Last week, David Brooks of the New York Times wrote an op-ed describing the work of an organization called The Thread (www.thread.org), which matches volunteers with underperforming high school students.  Each student and his/her family is paired with five volunteers, “an extended family that does whatever it takes to provide their student and family with completely customized support. This might include packing lunches, providing rides to school, tutoring, connecting students and their families to existing community resources, and coordinating clothing, furniture, or appliance donations.”  Nearly 90% of children in the program graduate from high school; over 80% go to college.  I haven’t been able to stop thinking about this approach since I first read about it.

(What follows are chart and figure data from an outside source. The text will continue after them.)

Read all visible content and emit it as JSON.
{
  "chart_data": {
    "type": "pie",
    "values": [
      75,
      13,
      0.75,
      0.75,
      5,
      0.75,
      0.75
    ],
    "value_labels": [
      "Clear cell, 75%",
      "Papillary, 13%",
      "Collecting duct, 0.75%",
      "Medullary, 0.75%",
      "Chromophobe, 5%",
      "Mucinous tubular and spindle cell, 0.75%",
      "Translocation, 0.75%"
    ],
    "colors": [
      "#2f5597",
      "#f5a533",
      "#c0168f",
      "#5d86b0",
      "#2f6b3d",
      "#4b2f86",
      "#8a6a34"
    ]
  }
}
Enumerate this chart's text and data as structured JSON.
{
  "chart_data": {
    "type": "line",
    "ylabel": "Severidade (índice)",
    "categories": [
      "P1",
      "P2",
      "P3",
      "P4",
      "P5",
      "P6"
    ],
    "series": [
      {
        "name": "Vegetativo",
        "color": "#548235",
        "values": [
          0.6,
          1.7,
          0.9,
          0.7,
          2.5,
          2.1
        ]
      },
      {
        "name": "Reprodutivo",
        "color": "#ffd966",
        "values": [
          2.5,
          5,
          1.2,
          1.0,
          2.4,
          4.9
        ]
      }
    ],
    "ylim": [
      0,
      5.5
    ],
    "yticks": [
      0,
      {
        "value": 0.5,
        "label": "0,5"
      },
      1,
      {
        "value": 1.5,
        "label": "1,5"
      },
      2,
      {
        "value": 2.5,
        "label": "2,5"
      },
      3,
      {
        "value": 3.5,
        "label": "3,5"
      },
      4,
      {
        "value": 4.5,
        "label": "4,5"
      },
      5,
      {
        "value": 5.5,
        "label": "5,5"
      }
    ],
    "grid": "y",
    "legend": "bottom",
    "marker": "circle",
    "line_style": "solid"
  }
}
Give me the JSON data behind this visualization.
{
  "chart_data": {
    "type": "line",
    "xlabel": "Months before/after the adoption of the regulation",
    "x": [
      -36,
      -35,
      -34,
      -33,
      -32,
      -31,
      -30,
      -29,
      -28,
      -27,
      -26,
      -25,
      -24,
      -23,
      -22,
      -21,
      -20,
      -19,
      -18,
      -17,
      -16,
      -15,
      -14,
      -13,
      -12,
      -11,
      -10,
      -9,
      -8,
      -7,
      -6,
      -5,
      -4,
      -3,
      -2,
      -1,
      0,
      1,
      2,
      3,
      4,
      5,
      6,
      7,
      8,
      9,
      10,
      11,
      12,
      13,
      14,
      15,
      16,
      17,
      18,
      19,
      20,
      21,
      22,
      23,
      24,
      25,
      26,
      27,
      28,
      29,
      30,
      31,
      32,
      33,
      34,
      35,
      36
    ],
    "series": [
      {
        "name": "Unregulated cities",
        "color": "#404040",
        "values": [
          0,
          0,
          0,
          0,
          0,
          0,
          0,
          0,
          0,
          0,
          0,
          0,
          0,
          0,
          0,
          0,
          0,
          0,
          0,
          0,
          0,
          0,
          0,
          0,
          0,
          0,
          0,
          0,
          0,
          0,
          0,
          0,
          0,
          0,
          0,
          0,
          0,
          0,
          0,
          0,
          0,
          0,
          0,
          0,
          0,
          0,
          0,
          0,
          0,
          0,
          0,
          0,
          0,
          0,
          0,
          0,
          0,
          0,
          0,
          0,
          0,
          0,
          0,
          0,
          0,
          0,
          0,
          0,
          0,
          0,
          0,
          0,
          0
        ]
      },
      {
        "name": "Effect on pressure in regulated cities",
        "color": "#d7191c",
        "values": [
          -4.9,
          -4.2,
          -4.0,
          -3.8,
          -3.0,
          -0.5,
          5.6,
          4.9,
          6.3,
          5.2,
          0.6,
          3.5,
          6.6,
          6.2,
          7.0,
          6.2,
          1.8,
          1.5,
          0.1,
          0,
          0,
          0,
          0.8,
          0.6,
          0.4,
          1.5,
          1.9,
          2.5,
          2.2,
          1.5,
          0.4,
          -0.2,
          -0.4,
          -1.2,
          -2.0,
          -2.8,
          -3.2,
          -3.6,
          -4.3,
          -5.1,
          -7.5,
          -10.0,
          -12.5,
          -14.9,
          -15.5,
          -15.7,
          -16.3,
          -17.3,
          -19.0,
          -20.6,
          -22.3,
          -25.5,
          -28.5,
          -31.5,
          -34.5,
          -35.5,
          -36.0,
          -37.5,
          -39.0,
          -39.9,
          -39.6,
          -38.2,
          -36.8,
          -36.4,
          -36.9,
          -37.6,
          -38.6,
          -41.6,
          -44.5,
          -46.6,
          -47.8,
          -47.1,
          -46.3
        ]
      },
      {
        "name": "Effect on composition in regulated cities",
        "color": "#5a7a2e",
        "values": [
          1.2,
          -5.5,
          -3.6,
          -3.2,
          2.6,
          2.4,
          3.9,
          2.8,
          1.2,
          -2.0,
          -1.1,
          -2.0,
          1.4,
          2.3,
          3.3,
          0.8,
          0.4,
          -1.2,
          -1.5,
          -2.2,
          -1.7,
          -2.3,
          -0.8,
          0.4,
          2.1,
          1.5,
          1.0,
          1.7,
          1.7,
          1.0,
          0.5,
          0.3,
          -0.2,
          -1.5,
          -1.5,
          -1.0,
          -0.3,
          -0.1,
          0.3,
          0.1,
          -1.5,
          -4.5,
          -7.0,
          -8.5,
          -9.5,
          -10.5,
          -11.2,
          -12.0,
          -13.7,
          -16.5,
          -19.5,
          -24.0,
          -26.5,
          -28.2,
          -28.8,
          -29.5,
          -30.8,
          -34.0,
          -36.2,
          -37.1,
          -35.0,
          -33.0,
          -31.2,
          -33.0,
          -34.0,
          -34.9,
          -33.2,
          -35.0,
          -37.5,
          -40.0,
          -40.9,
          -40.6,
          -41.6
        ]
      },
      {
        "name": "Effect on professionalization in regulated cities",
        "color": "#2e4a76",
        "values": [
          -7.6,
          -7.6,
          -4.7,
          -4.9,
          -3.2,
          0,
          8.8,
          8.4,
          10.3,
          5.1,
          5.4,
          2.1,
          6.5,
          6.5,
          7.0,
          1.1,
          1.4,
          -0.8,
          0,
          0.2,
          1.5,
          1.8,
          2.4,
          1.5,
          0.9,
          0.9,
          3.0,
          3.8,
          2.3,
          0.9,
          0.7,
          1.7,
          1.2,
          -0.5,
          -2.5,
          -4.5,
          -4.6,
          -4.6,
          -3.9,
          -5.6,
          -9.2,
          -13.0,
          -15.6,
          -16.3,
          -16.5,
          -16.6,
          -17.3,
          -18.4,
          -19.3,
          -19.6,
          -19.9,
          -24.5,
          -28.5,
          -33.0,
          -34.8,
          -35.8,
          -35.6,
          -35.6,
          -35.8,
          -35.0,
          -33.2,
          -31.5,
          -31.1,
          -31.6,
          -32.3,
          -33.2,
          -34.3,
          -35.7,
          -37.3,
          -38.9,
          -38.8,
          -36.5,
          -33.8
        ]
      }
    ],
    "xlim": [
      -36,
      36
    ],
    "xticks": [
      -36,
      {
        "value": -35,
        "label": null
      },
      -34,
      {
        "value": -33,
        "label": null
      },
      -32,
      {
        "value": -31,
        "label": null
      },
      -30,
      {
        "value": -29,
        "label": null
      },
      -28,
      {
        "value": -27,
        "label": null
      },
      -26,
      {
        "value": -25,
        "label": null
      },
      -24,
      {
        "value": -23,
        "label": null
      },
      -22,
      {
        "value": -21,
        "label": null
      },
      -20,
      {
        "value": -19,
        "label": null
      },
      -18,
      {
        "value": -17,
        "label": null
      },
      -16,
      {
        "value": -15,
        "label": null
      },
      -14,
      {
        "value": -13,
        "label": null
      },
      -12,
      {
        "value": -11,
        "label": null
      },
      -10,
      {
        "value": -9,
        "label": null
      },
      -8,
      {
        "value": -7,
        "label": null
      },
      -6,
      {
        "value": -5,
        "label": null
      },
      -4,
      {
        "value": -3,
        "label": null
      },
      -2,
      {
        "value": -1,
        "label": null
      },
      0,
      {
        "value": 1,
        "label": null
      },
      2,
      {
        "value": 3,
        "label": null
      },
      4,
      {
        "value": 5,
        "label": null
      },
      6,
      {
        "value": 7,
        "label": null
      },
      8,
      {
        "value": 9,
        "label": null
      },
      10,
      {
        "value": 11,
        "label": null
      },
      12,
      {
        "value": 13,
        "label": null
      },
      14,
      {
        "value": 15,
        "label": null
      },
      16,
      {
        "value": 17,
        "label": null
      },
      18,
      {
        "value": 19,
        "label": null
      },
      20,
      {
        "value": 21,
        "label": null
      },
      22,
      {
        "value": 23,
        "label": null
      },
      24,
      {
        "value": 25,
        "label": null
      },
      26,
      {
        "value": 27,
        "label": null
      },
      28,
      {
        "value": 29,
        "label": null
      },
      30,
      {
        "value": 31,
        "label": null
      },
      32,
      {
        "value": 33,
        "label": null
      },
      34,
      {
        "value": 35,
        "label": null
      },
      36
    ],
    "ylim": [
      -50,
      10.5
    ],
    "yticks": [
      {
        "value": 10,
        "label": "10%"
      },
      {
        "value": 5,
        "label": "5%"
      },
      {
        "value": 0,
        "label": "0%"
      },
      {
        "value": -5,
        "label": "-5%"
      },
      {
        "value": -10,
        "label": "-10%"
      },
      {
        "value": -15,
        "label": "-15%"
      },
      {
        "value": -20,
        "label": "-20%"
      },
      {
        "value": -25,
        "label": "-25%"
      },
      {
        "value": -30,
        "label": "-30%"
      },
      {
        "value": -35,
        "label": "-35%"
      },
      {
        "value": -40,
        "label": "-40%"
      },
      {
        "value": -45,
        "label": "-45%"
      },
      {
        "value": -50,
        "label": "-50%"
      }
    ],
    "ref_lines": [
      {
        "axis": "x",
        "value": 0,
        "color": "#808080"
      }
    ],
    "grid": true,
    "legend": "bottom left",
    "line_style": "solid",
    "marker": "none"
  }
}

At the core of its model is a revolutionary concept.  Brooks writes, “The program rejects any distinction between haves and have-nots. The volunteers are not there to do social change. They are there to be changed. The word “mentor” is banned because everybody is leaning on everybody else.”  In other words, deep, mutual, relationships, ones in which everyone is giving and receiving, is the key to the organization’s approach.

So this is my dream – that we create opportunities for true social cohesion between disparate communities so that we can lean on each other, serve each other and support each other.  For as author and teacher Pema Chodron writes, “Compassion lies not in our service of those on the margins but in our willingness to see ourselves in kinship with them.”

For those of us who don’t live in Baltimore and can’t work with The Thread, how can we make this happen?  Here’s a modest suggestion.  Find a local community center or a Boys/Girls club serving at-risk children.  Spend some time with the children and families there.  Enter with the mindset that the experience is as much about changing you as it is about helping others.  Be patient.  Learn more about the program from those who run it.  Talk about it with your friends and neighbors.  Invite them to join you.  And then see what happens.

Maybe, must maybe, we will inch closer to a world in which true kinship can exist – a world in which this kinship can help prevent kids from being separated from their families.